BUSINESS organizations representing almost all of British Columbia’s 500,000 businesses said on Monday that they are frustrated by Labour Minister Harry Bains refusal to appreciate the severity of current business challenges. At issue specifically is the potential for bankruptcy and insolvency for thousands of small and medium-sized businesses and not-for-profits as they are forced to payout severance costs due to the unforeseen circumstances brought by the COVID-19 pandemic. The minister has it within his power to provide a Ministerial Order to extend the temporary lay-off time limits under the Employment Standards Act (ESA) to provide employers with the “breathing room” needed to survive, recover, and facilitate return-to-work for laid-off employees as possible, they said.
All Canadian provinces face unprecedented challenges due to the economic fallout from COVID-19. Few business owners could plan for or have the cash-on-hand to terminate all or a significant portion of their workforce at once during the best of times. BC employers will be faced with “regulated chaos” as the clock ticks down to deadlines beginning in early July forcing many businesses – by law – to terminate laid-off employees and payout severance. This will occur as many of the province’s 500,000 business and not-for-profits are partially open under the provincial government’s health and emergency orders. Many of these employers are losing money, while others are still not permitted to open. These one-time severance payments to temporarily laid-off employees due to COVID-19 will mean businesses caught in this legal jeopardy will use all or most of their operating cash or lines-of-credit forcing them into bankruptcy, insolvency and/or permanent closure. If the minister acts now, this can all be avoided, they said.

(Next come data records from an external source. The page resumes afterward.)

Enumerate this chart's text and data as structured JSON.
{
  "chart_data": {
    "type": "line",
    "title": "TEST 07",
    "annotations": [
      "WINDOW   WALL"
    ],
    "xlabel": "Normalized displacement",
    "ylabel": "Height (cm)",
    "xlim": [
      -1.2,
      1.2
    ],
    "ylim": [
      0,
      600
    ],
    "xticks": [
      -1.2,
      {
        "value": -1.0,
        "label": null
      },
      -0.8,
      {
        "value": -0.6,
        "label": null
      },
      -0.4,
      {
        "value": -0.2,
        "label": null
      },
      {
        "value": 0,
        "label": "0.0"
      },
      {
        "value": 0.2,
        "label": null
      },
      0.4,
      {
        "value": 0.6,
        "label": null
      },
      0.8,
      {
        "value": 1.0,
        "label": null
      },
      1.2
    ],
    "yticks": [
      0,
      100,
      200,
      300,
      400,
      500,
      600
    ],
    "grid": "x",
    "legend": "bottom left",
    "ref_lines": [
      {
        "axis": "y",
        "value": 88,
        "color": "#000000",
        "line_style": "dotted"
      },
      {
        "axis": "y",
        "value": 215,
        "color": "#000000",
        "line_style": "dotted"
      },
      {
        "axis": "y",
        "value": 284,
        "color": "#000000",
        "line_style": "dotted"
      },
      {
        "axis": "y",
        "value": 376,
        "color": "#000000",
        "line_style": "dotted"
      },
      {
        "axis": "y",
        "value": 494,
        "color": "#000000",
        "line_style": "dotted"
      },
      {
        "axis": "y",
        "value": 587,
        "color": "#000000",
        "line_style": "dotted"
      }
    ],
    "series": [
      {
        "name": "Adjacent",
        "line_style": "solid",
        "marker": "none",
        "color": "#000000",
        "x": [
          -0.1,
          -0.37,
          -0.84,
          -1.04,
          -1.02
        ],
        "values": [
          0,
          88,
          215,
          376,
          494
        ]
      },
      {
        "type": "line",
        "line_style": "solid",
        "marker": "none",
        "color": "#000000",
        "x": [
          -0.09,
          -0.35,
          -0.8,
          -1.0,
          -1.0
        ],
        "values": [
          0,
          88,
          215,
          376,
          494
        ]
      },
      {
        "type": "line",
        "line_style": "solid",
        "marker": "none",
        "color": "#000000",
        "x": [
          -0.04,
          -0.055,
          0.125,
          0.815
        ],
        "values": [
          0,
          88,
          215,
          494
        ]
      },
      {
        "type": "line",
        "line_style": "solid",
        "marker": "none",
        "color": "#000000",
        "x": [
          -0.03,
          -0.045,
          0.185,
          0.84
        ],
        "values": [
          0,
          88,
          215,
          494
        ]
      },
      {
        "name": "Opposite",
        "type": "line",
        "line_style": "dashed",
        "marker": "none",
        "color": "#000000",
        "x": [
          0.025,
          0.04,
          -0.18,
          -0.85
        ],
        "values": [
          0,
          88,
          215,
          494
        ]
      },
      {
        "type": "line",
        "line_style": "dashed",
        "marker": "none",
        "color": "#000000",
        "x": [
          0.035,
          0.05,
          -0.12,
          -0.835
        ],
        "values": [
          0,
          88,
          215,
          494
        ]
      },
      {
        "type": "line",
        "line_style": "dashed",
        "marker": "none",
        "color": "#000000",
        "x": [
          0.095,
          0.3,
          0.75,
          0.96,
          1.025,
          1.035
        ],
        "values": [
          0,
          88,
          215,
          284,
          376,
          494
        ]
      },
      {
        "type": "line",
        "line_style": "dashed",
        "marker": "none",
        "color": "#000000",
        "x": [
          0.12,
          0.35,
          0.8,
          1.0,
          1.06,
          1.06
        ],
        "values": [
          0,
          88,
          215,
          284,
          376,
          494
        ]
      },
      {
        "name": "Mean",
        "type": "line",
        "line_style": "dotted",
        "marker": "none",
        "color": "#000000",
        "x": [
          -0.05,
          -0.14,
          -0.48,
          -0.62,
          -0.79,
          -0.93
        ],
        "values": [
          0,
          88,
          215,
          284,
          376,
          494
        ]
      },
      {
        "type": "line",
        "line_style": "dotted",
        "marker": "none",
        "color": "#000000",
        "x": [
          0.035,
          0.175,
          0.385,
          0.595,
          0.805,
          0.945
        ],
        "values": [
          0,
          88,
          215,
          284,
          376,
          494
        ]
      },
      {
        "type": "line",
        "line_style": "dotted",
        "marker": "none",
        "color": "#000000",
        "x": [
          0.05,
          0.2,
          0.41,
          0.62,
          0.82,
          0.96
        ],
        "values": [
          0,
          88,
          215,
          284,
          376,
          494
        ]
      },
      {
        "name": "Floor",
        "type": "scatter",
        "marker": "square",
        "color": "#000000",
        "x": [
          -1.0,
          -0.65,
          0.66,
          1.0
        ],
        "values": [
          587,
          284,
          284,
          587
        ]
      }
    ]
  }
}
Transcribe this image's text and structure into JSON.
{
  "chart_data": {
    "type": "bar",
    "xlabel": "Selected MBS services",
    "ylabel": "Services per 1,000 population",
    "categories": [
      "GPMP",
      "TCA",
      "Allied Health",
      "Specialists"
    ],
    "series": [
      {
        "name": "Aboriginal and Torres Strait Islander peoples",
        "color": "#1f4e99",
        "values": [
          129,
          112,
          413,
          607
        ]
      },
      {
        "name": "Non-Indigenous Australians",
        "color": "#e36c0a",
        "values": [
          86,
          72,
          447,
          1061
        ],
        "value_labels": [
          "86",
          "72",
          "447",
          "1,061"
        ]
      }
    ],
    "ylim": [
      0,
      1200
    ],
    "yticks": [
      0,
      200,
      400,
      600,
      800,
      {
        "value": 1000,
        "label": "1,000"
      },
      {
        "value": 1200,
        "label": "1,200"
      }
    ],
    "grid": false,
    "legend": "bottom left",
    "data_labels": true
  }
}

In a letter to BC’s leading business organizations dated June 18, Bains refused to extend the temporary lay-off time limits. The letter was issued the day after Premier John Horgan’s pledge to listen to and get input from British Columbians on rebuilding the province together. The minister’s lack of appreciation for the dire situation facing thousands of small businesses and not-for-profits calls into question the sincerity of the government’s overture to listen to British Columbians, said the business organizations,
They added: “The business community is extremely disappointed and calls upon Minister Bains to immediately revisit his decision and to extend the temporary layoff time limits to August 31, 2020. This would bring BC into line with the federal government’s recent Canada Emergency Response Benefit (CERB) extension and temporary layoff time limit amendments made recently in other provinces to facilitate recovery from COVID-19. Business leaders have also called upon Minister Bains to provide an additional six weeks once emergency orders are lifted to help facilitate a smooth restart for businesses partially operating or closed due to COVID-19.”
Val Litwin, President and CEO, BC Chamber of Commerce, said: “Our pulse surveys have shown that businesses want to reopen and bring back their teams – but they just need more time. By not extending the temporary layoff period we’re knowingly hampering the business community’s earnest attempts at restart. A simple solution that works for everyone, if enacted today, could change BC’s recovery trajectory for the long term. We urge the minister to embrace a decision that gets BC’s economy moving, one that supports workers and businesses.”